凍った地球をめぐるホットな論戦 ★★★★★
 スノーボール・アース(全地球凍結仮説)を、研究者たちの人物像とからめて紹介する。
 先カンブリア紀に、北極から赤道まで地球がほぼすっぽり氷に覆われていたというのがスノーボール・アース。さらに地球が凍結したことが、多細胞生物の爆発的発生の引き金になったという。地動説または進化論級のパラダイムの転換という触れ込みだ。

 地球がまるごと凍りついていたという説は、じつは19世紀の中ごろルイ・アガシという人物により示されていたらしい。その後も似た説が出ては消えを繰り返したという。ならば、なぜいまにわかにスノーボール・アースが再注目されているのか。それは、その根拠が揃ってきたからだ。この本は、現在のスノーボール・アース仮説の旗ふり役である地質学者ポール・ホフマンを中心に据え、彼らの示す仮説の根拠を仔細に紹介していく。とくに後半の、スノーボール・アース肯定派と否定派の論争は、やや込み入ってはいるが読みごたえ十分。高度なディベートの論戦を本を読みながらに体験できる。

 全体としては、原著の出された2003年現在も論争に決着はついていない感じ。とくに「スノーボール・アースが多細胞生物の爆発的発生の引き金になった」という説は、終わりの数ページで何案かが取り上げられているだけにすぎず、地質学から生物学への説の展開はまだこれからといった印象だ。

 このように、スノーボール・アースはまだまだホットなものなので、いまから「最新科学の波」をなにかひとつ追い求めたい方にとっては、この本がおあつらえ向きだ。これからも繰り広げられるだろう地球史をめぐる論争を、リアルタイムでフォローしていくための起点的一冊になる。

濃密に描かれた仮説形成のプロセス ★★★★☆
地球がかつて完全に氷に覆われていた時代があったという仮説がどんな経緯を通じて出来上がってきたのか。仮説があまりに突飛なだけに、ひとりの科学者の頭の中で一晩で思いつかれたなどというような甘いもんじゃないことがよく分る。この本は、「証拠」とは何か、ということを深く考えさせる。

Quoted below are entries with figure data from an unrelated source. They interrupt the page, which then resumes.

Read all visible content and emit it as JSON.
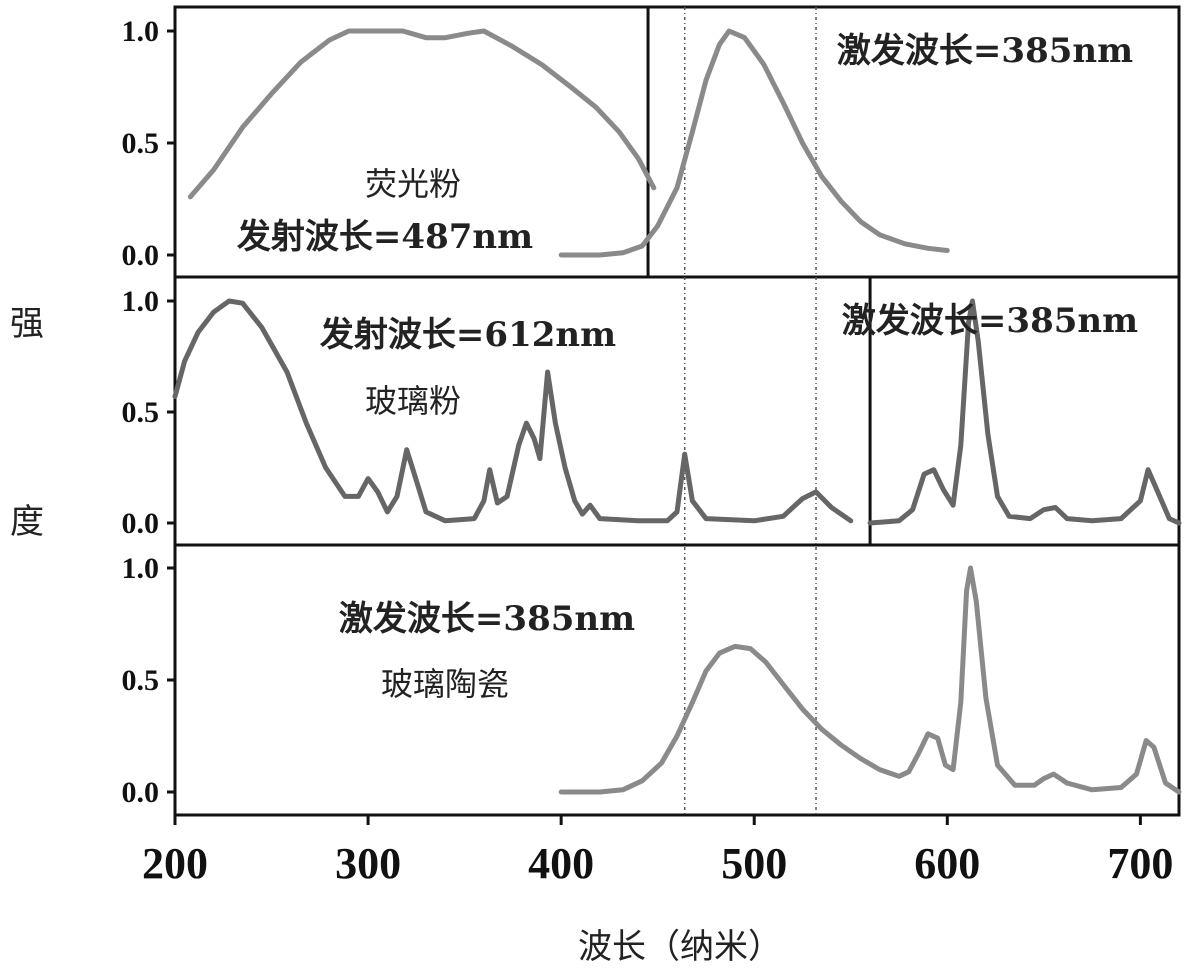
{
  "chart_data": {
    "type": "line",
    "xlabel": "波长（纳米）",
    "ylabel_chars": [
      "强",
      "度"
    ],
    "xlim": [
      200,
      720
    ],
    "x_ticks": [
      "200",
      "300",
      "400",
      "500",
      "600",
      "700"
    ],
    "grid": false,
    "reference_lines": [
      464,
      532
    ],
    "panels": [
      {
        "id": "phosphor",
        "ylim": [
          0,
          1.2
        ],
        "y_ticks": [
          "0.0",
          "0.5",
          "1.0"
        ],
        "divider_x": 445,
        "labels": {
          "material": "荧光粉",
          "emission": "发射波长=487nm",
          "excitation": "激发波长=385nm"
        },
        "series": [
          {
            "role": "excitation",
            "color": "#8a8a8a",
            "points": [
              [
                208,
                0.26
              ],
              [
                220,
                0.38
              ],
              [
                235,
                0.57
              ],
              [
                250,
                0.72
              ],
              [
                265,
                0.86
              ],
              [
                280,
                0.96
              ],
              [
                290,
                1.0
              ],
              [
                305,
                1.0
              ],
              [
                318,
                1.0
              ],
              [
                330,
                0.97
              ],
              [
                340,
                0.97
              ],
              [
                352,
                0.99
              ],
              [
                360,
                1.0
              ],
              [
                375,
                0.93
              ],
              [
                390,
                0.85
              ],
              [
                405,
                0.75
              ],
              [
                418,
                0.66
              ],
              [
                430,
                0.55
              ],
              [
                440,
                0.43
              ],
              [
                448,
                0.3
              ]
            ]
          },
          {
            "role": "emission",
            "color": "#8a8a8a",
            "points": [
              [
                400,
                0.0
              ],
              [
                420,
                0.0
              ],
              [
                432,
                0.01
              ],
              [
                442,
                0.04
              ],
              [
                450,
                0.13
              ],
              [
                460,
                0.3
              ],
              [
                468,
                0.55
              ],
              [
                475,
                0.78
              ],
              [
                482,
                0.94
              ],
              [
                487,
                1.0
              ],
              [
                495,
                0.97
              ],
              [
                505,
                0.85
              ],
              [
                515,
                0.68
              ],
              [
                525,
                0.5
              ],
              [
                535,
                0.35
              ],
              [
                545,
                0.24
              ],
              [
                555,
                0.15
              ],
              [
                565,
                0.09
              ],
              [
                578,
                0.05
              ],
              [
                590,
                0.03
              ],
              [
                600,
                0.02
              ]
            ]
          }
        ]
      },
      {
        "id": "glass_powder",
        "ylim": [
          0,
          1.2
        ],
        "y_ticks": [
          "0.0",
          "0.5",
          "1.0"
        ],
        "divider_x": 560,
        "labels": {
          "emission": "发射波长=612nm",
          "material": "玻璃粉",
          "excitation": "激发波长=385nm"
        },
        "series": [
          {
            "role": "excitation",
            "color": "#666666",
            "points": [
              [
                200,
                0.57
              ],
              [
                205,
                0.73
              ],
              [
                212,
                0.86
              ],
              [
                220,
                0.95
              ],
              [
                228,
                1.0
              ],
              [
                235,
                0.99
              ],
              [
                245,
                0.88
              ],
              [
                258,
                0.68
              ],
              [
                268,
                0.45
              ],
              [
                278,
                0.25
              ],
              [
                288,
                0.12
              ],
              [
                295,
                0.12
              ],
              [
                300,
                0.2
              ],
              [
                305,
                0.14
              ],
              [
                310,
                0.05
              ],
              [
                315,
                0.12
              ],
              [
                320,
                0.33
              ],
              [
                324,
                0.22
              ],
              [
                330,
                0.05
              ],
              [
                340,
                0.01
              ],
              [
                355,
                0.02
              ],
              [
                360,
                0.1
              ],
              [
                363,
                0.24
              ],
              [
                367,
                0.09
              ],
              [
                372,
                0.12
              ],
              [
                378,
                0.35
              ],
              [
                382,
                0.45
              ],
              [
                386,
                0.38
              ],
              [
                389,
                0.29
              ],
              [
                393,
                0.68
              ],
              [
                397,
                0.45
              ],
              [
                402,
                0.25
              ],
              [
                407,
                0.1
              ],
              [
                411,
                0.04
              ],
              [
                415,
                0.08
              ],
              [
                420,
                0.02
              ],
              [
                440,
                0.01
              ],
              [
                455,
                0.01
              ],
              [
                460,
                0.05
              ],
              [
                464,
                0.31
              ],
              [
                468,
                0.1
              ],
              [
                475,
                0.02
              ],
              [
                500,
                0.01
              ],
              [
                515,
                0.03
              ],
              [
                525,
                0.11
              ],
              [
                532,
                0.14
              ],
              [
                540,
                0.07
              ],
              [
                550,
                0.01
              ]
            ]
          },
          {
            "role": "emission",
            "color": "#666666",
            "points": [
              [
                560,
                0.0
              ],
              [
                575,
                0.01
              ],
              [
                582,
                0.06
              ],
              [
                588,
                0.22
              ],
              [
                593,
                0.24
              ],
              [
                598,
                0.15
              ],
              [
                603,
                0.08
              ],
              [
                607,
                0.35
              ],
              [
                611,
                0.9
              ],
              [
                613,
                1.0
              ],
              [
                616,
                0.82
              ],
              [
                621,
                0.4
              ],
              [
                626,
                0.12
              ],
              [
                632,
                0.03
              ],
              [
                643,
                0.02
              ],
              [
                650,
                0.06
              ],
              [
                656,
                0.07
              ],
              [
                662,
                0.02
              ],
              [
                675,
                0.01
              ],
              [
                690,
                0.02
              ],
              [
                700,
                0.1
              ],
              [
                704,
                0.24
              ],
              [
                710,
                0.12
              ],
              [
                715,
                0.02
              ],
              [
                720,
                0.0
              ]
            ]
          }
        ]
      },
      {
        "id": "glass_ceramic",
        "ylim": [
          0,
          1.2
        ],
        "y_ticks": [
          "0.0",
          "0.5",
          "1.0"
        ],
        "labels": {
          "excitation": "激发波长=385nm",
          "material": "玻璃陶瓷"
        },
        "series": [
          {
            "role": "emission",
            "color": "#8a8a8a",
            "points": [
              [
                400,
                0.0
              ],
              [
                420,
                0.0
              ],
              [
                432,
                0.01
              ],
              [
                442,
                0.05
              ],
              [
                452,
                0.13
              ],
              [
                460,
                0.25
              ],
              [
                468,
                0.4
              ],
              [
                475,
                0.54
              ],
              [
                482,
                0.62
              ],
              [
                490,
                0.65
              ],
              [
                498,
                0.64
              ],
              [
                506,
                0.58
              ],
              [
                515,
                0.48
              ],
              [
                525,
                0.37
              ],
              [
                535,
                0.28
              ],
              [
                545,
                0.21
              ],
              [
                555,
                0.15
              ],
              [
                565,
                0.1
              ],
              [
                575,
                0.07
              ],
              [
                580,
                0.09
              ],
              [
                585,
                0.17
              ],
              [
                590,
                0.26
              ],
              [
                595,
                0.24
              ],
              [
                599,
                0.12
              ],
              [
                603,
                0.1
              ],
              [
                607,
                0.4
              ],
              [
                610,
                0.9
              ],
              [
                612,
                1.0
              ],
              [
                615,
                0.85
              ],
              [
                620,
                0.42
              ],
              [
                626,
                0.12
              ],
              [
                635,
                0.03
              ],
              [
                645,
                0.03
              ],
              [
                650,
                0.06
              ],
              [
                655,
                0.08
              ],
              [
                662,
                0.04
              ],
              [
                675,
                0.01
              ],
              [
                690,
                0.02
              ],
              [
                698,
                0.08
              ],
              [
                703,
                0.23
              ],
              [
                707,
                0.2
              ],
              [
                713,
                0.04
              ],
              [
                720,
                0.0
              ]
            ]
          }
        ]
      }
    ]
  }
}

スノーボールアース仮説に異議を唱える科学者たちの反論の努力までもがきちんと取りあげられているところがこの本の優れた点じゃないだろうか。科学者間の感情的反目も論争の重要な駆動力になっていたということや、反論者の出した証拠が同時にスノーボールアース仮説の新たな証拠にもなりうるという再反論に至る経過なども科学論的な含蓄のあるエピソードです。

ただやはり、先行レビュアーの方も仰ってましたが、地球の凍結状態が生命の大進化の引き金を引いたのではないか、というそもそもの(そして本書の)セールスポイントがほとんど論じられていないような気がするんですが。おそらく、この主張は進化生物学のコミュニティではまだ市民権を得てないのかもしれません。生命進化と全球凍結の関係がよく分らなかったので一点減点。